L'imposture scientifique en dix leçons
de Michel de Pracontal

critiqué par Elya, le 27 mars 2013
(Savoie - 34 ans)


La note:  étoiles
« La démarche scientifique exige une ascèse de l’esprit qui nous éloigne de nos schémas mentaux familiers »
Michel De Pracontal est journaliste scientifique. Son livre L’imposture scientifique en dix leçons parait pour la première fois en 1986. Presque 20 ans plus tard, en 2005, une édition revue et augmentée est éditée. L’auteur nous précise dans une nouvelle préface qu’il n’a pas eu grand-chose à modifier tant ses propos de 1986 sont encore cruellement d’actualité ; ils le sont peut-être même plus encore. « Loin de se présenter comme un phénomène marginal, l’imposture scientifique tend à devenir aujourd’hui la norme intellectuelle, et c’est la démarche scientifique qui apparaît comme une pratique déviante » ; malheureusement, le front de ce phénomène n'a pas pris une ride depuis la première écriture de cette phrase en 1986.

L’auteur part du constat qu’il est difficile de départager le vrai du faux et d’user de son esprit critique dans notre société à cause de différents facteurs comme la surmédiatisation de la « culture », la dictature du marché et de l’audimat, le taux d’adhésion élevé de la population aux « parasciences » ou encore le nombre de fraudes scientifiques. Le développement des sciences et des techniques au fil des siècles a malheureusement plutôt favorisé les croyances surnaturelles que le recours à la démarche scientifique, pourtant la seule à « Rendre objective une partie de la réalité, construire un ensemble de faits cohérents en essayant d’introduire le moins de distorsion possible ».

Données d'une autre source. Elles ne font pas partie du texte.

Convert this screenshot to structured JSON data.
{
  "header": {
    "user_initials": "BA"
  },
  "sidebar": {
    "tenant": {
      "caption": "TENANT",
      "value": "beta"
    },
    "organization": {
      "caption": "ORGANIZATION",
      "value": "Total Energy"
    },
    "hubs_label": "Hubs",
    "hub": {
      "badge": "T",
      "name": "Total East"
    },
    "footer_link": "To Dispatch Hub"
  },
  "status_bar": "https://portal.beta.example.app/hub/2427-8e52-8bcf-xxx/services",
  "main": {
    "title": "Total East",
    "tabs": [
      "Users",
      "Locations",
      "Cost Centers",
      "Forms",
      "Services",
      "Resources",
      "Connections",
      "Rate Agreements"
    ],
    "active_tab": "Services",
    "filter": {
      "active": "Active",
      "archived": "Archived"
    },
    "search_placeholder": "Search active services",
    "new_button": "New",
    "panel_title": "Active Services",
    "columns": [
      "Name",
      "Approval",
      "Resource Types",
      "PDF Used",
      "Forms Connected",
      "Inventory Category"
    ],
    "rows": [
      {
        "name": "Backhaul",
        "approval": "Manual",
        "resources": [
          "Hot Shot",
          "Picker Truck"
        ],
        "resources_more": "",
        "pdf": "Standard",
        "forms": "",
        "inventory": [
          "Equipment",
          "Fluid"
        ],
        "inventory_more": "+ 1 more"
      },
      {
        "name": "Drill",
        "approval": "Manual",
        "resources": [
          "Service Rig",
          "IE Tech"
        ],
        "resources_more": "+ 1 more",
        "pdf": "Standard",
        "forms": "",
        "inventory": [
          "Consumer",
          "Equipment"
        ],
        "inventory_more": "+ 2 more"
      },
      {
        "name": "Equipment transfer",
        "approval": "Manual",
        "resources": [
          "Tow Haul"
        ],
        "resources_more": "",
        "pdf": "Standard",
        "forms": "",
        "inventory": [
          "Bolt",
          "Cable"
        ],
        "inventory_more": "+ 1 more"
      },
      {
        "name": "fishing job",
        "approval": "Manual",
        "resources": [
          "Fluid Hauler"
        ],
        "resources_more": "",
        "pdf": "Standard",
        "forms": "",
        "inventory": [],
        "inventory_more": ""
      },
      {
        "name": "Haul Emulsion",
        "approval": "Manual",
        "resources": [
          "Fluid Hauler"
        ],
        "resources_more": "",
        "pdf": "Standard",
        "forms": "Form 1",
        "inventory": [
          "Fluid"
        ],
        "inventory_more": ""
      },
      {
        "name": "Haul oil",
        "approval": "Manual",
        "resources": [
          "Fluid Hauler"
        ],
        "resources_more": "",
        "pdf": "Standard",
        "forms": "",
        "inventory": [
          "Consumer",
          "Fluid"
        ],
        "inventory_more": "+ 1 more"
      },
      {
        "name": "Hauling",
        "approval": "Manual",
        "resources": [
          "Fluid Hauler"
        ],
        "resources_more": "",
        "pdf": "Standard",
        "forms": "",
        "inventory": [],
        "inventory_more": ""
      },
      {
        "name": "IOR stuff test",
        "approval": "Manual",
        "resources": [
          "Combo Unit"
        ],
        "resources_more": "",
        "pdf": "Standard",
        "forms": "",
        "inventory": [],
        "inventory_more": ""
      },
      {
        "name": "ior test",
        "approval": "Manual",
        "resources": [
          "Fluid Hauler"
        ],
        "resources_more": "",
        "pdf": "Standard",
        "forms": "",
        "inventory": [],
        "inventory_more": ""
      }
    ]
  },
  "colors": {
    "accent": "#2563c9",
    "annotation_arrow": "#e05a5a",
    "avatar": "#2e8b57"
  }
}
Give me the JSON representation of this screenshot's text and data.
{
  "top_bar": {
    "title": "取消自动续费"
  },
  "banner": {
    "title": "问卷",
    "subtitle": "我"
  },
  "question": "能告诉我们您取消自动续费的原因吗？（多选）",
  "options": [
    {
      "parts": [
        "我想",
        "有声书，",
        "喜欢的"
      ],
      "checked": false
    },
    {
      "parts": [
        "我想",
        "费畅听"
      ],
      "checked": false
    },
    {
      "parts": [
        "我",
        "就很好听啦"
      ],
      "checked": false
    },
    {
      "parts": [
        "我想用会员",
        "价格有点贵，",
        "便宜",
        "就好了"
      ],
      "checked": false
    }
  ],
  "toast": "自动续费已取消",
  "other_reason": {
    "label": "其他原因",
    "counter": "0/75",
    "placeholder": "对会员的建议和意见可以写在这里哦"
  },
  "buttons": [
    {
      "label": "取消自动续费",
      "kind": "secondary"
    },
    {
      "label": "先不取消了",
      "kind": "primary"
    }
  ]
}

Chaque chapitre est alors l’occasion de nous présenter quelques caractéristiques des « fausses sciences » ou de la « science fausse ». D’autres auteurs désignent ces disciplines par le terme de « pseudo-sciences » (voir Popper, Conjectures et réfutations ou Bunge, What is pseudoscience?). Ce long extrait définit bien ce sur quoi Pracontal disserte :

«il n’y a pas de commune mesure entre la fausse science et la science fausse. La première n’est qu’un simulacre, alors que la seconde implique une réelle démarche scientifique, même si elle est pervertie. Si l’on compare la science au jeu d’échecs , le fraudeur est un joueur malhonnête qui déplace une pièce à l’insu de son adversaire, pour améliorer sa position. Il connaît la règle, mais la transgresse. L’arbitre, l’autre joueur ou un témoin peuvent constater la tricherie. L’imposteur de la science fictive se comporte, lui, comme s’il ignorait les règles du jeu. Il applique ses propres règles, il peut déplacer un cavalier comme si c’était un fou, ou remplacer le roi par une balle de golf. Dans ce type d’imposture, il n’y a pas de jeu possible. L’arbitre est réduit à l’impuissance puisque ses règles ne sont pas connues. Malgré cette opposition, les deux catégories partagent un trait commun : le refus de la réalité, que ce soit par la fuite dans le langage ou le trucage des faits ».

L’auteur a souvent recours aux métaphores et à l’analogie comme en témoigne cet extrait. Un procédé qu’il critique justement lorsqu’il est employé par des gens prétendant à la scientificité d’une théorie ; ces procédés stylistiques n’ont qu’un intérêt explicatif et non démonstratif. Il dénonce aussi les tournures rhétoriques de certains discours, le verbiage, la confusion entre corrélation et causalité, l’argument d’autorité, les conflits d’intérêts, les biais expérimentaux… Ces artifices sont décortiqués à l’aide d’exemples pris dans l’actualité de ces dernières décennies, relatés par des revues grand public comme Sciences&vie ou par la presse en général : l’affaire du sang contaminé, la mémoire de l’eau, le créationnisme…

On reconnaît tout de suite la profession de journaliste de Michel de Pracontal à son style, qu’il tente d’agrémenter de quelques calembours et devinettes, un humour auquel je suis peu réceptive mais qui rend tout de même le livre distrayant. Ce livre est très accessible bien qu’il y ait certaines longueurs quand l’auteur s’attarde trop sur certaines « affaires ». Il permet sans doute de mettre le pied dans une discipline dont le nom seul peut rebuter : l’épistémologie.
C’est un excellent livre de vulgarisation pour tous ceux qui s’intéressent à la science en tant que démarche intellectuelle ou corpus de connaissance. L’auteur nous montre en quoi « la démarche scientifique exige une ascèse de l’esprit qui nous éloigne de nos schémas mentaux familiers » ; il est donc opportun de se réaliser de temps en temps des petites piqûres de rappel à l’aide de livres comme celui-ci.